The choice between English and French lavender is personal. In my opinion as a lover of lavender, the French is far showier and makes a great choice for a decorative garden bed or in terracotta pots to add some colour to decks and patios.

From a price point of view, lavender plants are relatively inexpensive, and both types cost around the same amount. I love the simplicity and the fragrance of English lavender but generally grow both types in pots on the deck as well as in the ground near my vegetable patch to attract pollinators and add some colour. Interestingly, I’ve never had luck growing English lavender from seed, but the French lavender I currently have is self-sowing everywhere, not that I mind free lavender plants.

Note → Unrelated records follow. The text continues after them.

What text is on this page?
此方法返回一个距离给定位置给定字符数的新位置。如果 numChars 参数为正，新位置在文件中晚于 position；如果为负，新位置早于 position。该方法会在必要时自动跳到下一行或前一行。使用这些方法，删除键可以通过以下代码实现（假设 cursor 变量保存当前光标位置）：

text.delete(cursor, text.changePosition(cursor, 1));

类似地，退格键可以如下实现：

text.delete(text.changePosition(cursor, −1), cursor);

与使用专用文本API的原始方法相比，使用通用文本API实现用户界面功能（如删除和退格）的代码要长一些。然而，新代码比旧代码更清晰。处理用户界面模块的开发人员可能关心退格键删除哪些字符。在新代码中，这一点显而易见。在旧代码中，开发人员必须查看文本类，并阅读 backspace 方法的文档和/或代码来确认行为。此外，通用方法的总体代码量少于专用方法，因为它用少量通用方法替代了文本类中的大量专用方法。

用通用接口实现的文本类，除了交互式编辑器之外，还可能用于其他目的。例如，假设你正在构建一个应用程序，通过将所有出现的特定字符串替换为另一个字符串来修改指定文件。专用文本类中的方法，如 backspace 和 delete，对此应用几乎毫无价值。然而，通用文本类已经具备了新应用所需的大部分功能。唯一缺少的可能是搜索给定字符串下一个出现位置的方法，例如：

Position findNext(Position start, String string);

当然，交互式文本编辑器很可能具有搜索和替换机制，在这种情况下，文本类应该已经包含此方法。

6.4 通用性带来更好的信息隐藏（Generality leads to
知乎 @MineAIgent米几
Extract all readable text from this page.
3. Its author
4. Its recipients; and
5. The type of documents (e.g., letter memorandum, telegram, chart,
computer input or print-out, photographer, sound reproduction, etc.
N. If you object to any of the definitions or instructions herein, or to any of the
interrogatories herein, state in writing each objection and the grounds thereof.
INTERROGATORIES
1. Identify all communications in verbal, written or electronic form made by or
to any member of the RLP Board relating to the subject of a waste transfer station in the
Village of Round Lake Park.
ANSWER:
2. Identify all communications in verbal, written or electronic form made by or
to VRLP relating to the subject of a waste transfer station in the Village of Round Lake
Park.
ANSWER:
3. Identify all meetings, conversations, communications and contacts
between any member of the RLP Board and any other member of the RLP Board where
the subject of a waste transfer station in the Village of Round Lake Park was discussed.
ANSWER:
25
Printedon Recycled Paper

Both lavender varieties make great hedges but can become woody, so will need a hard prune once a year to keep them in shape.

Lavender flowers make great cut flowers and their beautiful floral scent will fill the room.


  • English and French lavender are both popular plants grown for their attractive flowers and aroma.
  • French lavender has showy flowers, while English lavender has less showy flowers, but a sweeter and more appealing aroma.
  • English lavender is used for its scent in beauty products, aromatherapy and in the food industry.
  • Both English and French lavender are great additions to the garden or deck and will reward you with months of beautiful flowers.